Live preview with wmill pipeline dev
wmill pipeline dev [folder] [--port <port>] [--no-open] [--frontend <origin>]
Watches a folder of // pipeline scripts and live-previews the pipeline in the browser: on every save the graph is rebuilt from your working-tree files and pushed over WebSocket to a dev page that renders the same graph view as the pipeline editor, with node selection, run forms, Run and Run + downstream, and live run activity. Editing stays in your own editor (or an agentic loop); adding, editing or renaming a script updates the graph without a reload. Runs launched from the page execute your local file contents via previews, so nothing is deployed.

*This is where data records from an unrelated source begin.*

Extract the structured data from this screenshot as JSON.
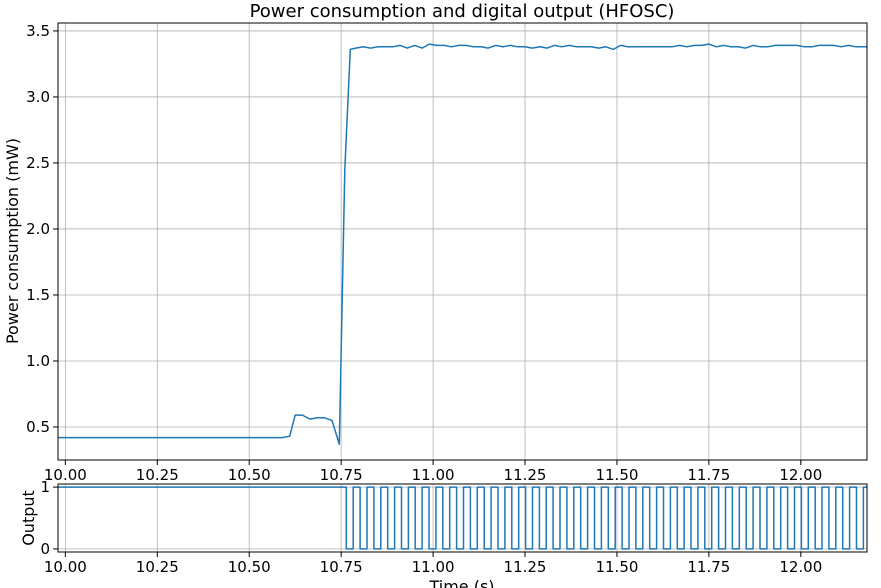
{
  "colors": {
    "series": "#1f77b4",
    "grid": "#b0b0b0"
  },
  "chart_data": [
    {
      "type": "line",
      "title": "Power consumption and digital output (HFOSC)",
      "xlabel": "",
      "ylabel": "Power consumption (mW)",
      "xlim": [
        9.98,
        12.18
      ],
      "ylim": [
        0.25,
        3.56
      ],
      "grid": true,
      "xticks": [
        10.0,
        10.25,
        10.5,
        10.75,
        11.0,
        11.25,
        11.5,
        11.75,
        12.0
      ],
      "xtick_labels": [
        "10.00",
        "10.25",
        "10.50",
        "10.75",
        "11.00",
        "11.25",
        "11.50",
        "11.75",
        "12.00"
      ],
      "yticks": [
        0.5,
        1.0,
        1.5,
        2.0,
        2.5,
        3.0,
        3.5
      ],
      "ytick_labels": [
        "0.5",
        "1.0",
        "1.5",
        "2.0",
        "2.5",
        "3.0",
        "3.5"
      ],
      "series": [
        {
          "x": [
            9.98,
            10.0,
            10.05,
            10.1,
            10.15,
            10.2,
            10.25,
            10.3,
            10.35,
            10.4,
            10.45,
            10.5,
            10.55,
            10.59,
            10.61,
            10.625,
            10.645,
            10.665,
            10.685,
            10.705,
            10.725,
            10.745,
            10.76,
            10.775,
            10.79,
            10.81,
            10.83,
            10.85,
            10.87,
            10.89,
            10.91,
            10.93,
            10.95,
            10.97,
            10.99,
            11.01,
            11.03,
            11.05,
            11.07,
            11.09,
            11.11,
            11.13,
            11.15,
            11.17,
            11.19,
            11.21,
            11.23,
            11.25,
            11.27,
            11.29,
            11.31,
            11.33,
            11.35,
            11.37,
            11.39,
            11.41,
            11.43,
            11.45,
            11.47,
            11.49,
            11.51,
            11.53,
            11.55,
            11.57,
            11.59,
            11.61,
            11.63,
            11.65,
            11.67,
            11.69,
            11.71,
            11.73,
            11.75,
            11.77,
            11.79,
            11.81,
            11.83,
            11.85,
            11.87,
            11.89,
            11.91,
            11.93,
            11.95,
            11.97,
            11.99,
            12.01,
            12.03,
            12.05,
            12.07,
            12.09,
            12.11,
            12.13,
            12.15,
            12.18
          ],
          "y": [
            0.42,
            0.42,
            0.42,
            0.42,
            0.42,
            0.42,
            0.42,
            0.42,
            0.42,
            0.42,
            0.42,
            0.42,
            0.42,
            0.42,
            0.43,
            0.59,
            0.59,
            0.56,
            0.57,
            0.57,
            0.55,
            0.37,
            2.45,
            3.36,
            3.37,
            3.38,
            3.37,
            3.38,
            3.38,
            3.38,
            3.39,
            3.37,
            3.39,
            3.37,
            3.4,
            3.39,
            3.39,
            3.38,
            3.39,
            3.39,
            3.38,
            3.38,
            3.37,
            3.39,
            3.38,
            3.39,
            3.38,
            3.38,
            3.37,
            3.38,
            3.37,
            3.39,
            3.38,
            3.39,
            3.38,
            3.38,
            3.38,
            3.37,
            3.38,
            3.36,
            3.39,
            3.38,
            3.38,
            3.38,
            3.38,
            3.38,
            3.38,
            3.38,
            3.39,
            3.38,
            3.39,
            3.39,
            3.4,
            3.38,
            3.39,
            3.38,
            3.38,
            3.37,
            3.39,
            3.38,
            3.38,
            3.39,
            3.39,
            3.39,
            3.39,
            3.38,
            3.38,
            3.39,
            3.39,
            3.39,
            3.38,
            3.39,
            3.38,
            3.38
          ]
        }
      ]
    },
    {
      "type": "line",
      "title": "",
      "xlabel": "Time (s)",
      "ylabel": "Output",
      "xlim": [
        9.98,
        12.18
      ],
      "ylim": [
        -0.05,
        1.05
      ],
      "grid": true,
      "xticks": [
        10.0,
        10.25,
        10.5,
        10.75,
        11.0,
        11.25,
        11.5,
        11.75,
        12.0
      ],
      "xtick_labels": [
        "10.00",
        "10.25",
        "10.50",
        "10.75",
        "11.00",
        "11.25",
        "11.50",
        "11.75",
        "12.00"
      ],
      "yticks": [
        0,
        1
      ],
      "ytick_labels": [
        "0",
        "1"
      ],
      "step": {
        "initial_value": 1,
        "switch_on_time": 10.764,
        "period": 0.0375,
        "high_fraction": 0.5,
        "end": 12.18
      }
    }
  ]
}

The folder argument is optional: when run from inside an f/<folder> directory, the folder is auto-detected.
| Option | Description |
|---|---|
--port <port> | Port for the dev WebSocket server (default 3201). |
--no-open | Do not open the browser automatically; the URL is printed so the caller (e.g. an AI agent) can hand it to you. |
--frontend <origin> | Origin serving the /pipeline_dev page (e.g. http://localhost:3000 for a locally-run frontend). Defaults to the workspace remote; use it when the remote's deployed frontend predates the dev page. |

Generating pipeline documentation
wmill pipeline docs <folder> [--local]
Writes a PIPELINE.md in the folder describing the pipeline graph and data table schemas, plus AGENTS.md / CLAUDE.md pointers, so a code editor or coding agent gets the same context the UI surfaces. By default it documents the deployed graph; --local documents the working tree.